The good news in the report, however, is the indication of progress in curtailing the rate of increase in prescription drug costs. For the first time in several years, drug costs are expected to rise at about the same rate as other health care costs. In the recent past, these drug costs have been rising almost twice as fast as other costs.

Much of the improvement in the drug cost trend can be traced to the increased use of generic medicine, both at retail outlets and through mail order purchases. In part, this is due to the availability of more medicines in generic form. It also results from successful efforts by health plans, TPAs and PBMs to encourage doctors and patients to use generics.

“While these data are national and general in nature,” says Sabitoni, “LIUNA members and our health and welfare funds appear to be part of the trend toward wider generic utilization. We see the evidence in the increased use of LaboreRx and the reports on increased generic use coming from our PBM (see Is Your Drug Program Up-to-Date?).”

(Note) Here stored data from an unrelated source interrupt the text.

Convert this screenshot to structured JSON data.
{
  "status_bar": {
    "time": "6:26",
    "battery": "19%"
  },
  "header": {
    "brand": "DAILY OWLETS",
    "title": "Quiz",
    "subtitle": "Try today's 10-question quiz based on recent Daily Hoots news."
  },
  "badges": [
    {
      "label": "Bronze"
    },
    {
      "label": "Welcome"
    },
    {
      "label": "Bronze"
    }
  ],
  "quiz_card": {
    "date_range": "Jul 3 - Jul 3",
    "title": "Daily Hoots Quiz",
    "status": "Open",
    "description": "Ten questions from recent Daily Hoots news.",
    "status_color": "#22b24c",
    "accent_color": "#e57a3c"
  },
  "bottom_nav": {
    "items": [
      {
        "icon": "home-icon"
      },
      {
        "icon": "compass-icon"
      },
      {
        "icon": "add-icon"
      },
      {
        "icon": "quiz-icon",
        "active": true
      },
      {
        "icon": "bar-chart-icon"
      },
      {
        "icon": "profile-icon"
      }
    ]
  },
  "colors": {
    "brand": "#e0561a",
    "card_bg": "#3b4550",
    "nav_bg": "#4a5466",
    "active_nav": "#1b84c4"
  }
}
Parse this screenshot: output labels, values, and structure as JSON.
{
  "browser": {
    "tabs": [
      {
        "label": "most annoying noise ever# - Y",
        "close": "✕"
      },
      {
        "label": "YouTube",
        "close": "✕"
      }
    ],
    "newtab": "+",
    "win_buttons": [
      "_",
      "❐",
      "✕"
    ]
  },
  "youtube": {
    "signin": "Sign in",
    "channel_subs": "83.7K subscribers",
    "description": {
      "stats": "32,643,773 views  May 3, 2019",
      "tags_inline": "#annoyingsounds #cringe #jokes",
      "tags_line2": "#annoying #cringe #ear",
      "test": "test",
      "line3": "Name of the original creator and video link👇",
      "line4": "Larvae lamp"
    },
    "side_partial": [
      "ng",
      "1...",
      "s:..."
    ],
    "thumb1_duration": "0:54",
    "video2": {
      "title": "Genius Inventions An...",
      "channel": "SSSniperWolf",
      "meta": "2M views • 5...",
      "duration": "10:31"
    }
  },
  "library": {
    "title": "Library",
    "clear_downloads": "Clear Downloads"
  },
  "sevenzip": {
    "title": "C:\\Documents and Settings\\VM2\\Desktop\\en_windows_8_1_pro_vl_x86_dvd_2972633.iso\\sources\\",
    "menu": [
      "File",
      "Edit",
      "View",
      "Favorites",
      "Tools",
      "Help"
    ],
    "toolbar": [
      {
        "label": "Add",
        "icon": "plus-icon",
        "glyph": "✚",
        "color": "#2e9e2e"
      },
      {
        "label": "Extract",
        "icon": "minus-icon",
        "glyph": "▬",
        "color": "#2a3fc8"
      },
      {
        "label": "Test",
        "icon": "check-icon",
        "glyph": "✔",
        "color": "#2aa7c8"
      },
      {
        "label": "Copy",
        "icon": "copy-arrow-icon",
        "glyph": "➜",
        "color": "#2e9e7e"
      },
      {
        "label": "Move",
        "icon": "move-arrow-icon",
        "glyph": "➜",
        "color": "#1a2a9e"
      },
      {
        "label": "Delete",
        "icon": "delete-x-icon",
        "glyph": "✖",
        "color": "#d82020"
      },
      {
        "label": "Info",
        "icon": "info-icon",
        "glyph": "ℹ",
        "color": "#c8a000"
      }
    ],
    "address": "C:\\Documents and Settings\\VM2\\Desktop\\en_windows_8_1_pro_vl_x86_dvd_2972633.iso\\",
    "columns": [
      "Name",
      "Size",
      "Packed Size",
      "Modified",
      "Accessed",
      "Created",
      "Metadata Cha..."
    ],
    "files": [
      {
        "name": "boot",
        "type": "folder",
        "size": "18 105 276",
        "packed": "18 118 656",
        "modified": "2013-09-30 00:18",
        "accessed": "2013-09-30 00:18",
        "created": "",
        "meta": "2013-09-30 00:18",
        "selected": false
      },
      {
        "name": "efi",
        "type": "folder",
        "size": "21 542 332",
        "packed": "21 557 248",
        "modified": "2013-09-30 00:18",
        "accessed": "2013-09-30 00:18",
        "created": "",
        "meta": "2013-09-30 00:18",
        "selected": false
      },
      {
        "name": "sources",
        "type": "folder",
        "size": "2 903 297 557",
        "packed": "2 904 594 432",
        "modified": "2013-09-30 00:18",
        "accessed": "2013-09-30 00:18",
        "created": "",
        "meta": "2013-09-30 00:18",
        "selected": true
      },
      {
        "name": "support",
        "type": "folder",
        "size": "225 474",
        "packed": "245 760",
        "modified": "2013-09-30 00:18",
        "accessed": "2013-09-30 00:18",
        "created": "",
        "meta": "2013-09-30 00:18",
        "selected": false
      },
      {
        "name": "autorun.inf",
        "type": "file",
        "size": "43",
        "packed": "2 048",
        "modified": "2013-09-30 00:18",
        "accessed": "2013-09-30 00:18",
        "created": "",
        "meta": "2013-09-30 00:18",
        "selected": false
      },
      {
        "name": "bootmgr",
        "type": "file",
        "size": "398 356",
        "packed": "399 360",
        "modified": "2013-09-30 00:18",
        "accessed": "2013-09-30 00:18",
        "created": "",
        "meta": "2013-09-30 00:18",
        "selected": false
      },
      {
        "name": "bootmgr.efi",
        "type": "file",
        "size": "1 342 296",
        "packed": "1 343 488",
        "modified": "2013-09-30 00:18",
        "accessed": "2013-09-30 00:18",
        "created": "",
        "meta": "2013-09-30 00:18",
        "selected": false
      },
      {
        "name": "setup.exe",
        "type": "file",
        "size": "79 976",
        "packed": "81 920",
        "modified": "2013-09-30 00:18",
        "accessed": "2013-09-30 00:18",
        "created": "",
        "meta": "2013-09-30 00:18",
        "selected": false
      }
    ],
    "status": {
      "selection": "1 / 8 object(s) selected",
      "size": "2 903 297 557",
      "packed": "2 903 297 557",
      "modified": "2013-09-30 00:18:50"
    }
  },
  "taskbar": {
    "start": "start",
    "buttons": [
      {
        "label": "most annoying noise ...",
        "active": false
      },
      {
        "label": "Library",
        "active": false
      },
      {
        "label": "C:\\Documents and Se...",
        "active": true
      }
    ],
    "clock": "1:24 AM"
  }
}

However, while expanded utilization of generic medicine is a strong step in the right direction, Laborers can take other actions as well to help contain rising health care costs. “The battle to reduce all health care costs,” says Sabitoni, “remains critical to our nation, our union, our signatory employers and our members. The fact that total health costs continue to rise faster than average earnings is evidence that the health care market now compels workers to forego wage increases in order to sustain their health care. Laborers and their family members can help reduce these pressures by improving their general health through good diets and improved exercise, becoming more conscientious health care consumers, avoiding unnecessary trips to the emergency room and working safely on the job.”

While Laborers and their family members do their part, LIUNA’s health and welfare funds also have an important role to play in health care cost containment. Maintaining an up-to-date prescription drug program and encouraging generic use is one piece. Others include promoting wellness among fund participants, joining local health care cost coalitions to negotiate better rates and finding ways to weed out wasteful, expensive and ineffective health care providers.

“Soaring health care costs are a national catastrophe,” says Sabitoni, “but until political solutions are found, we have to rely on ourselves and our own organizations.”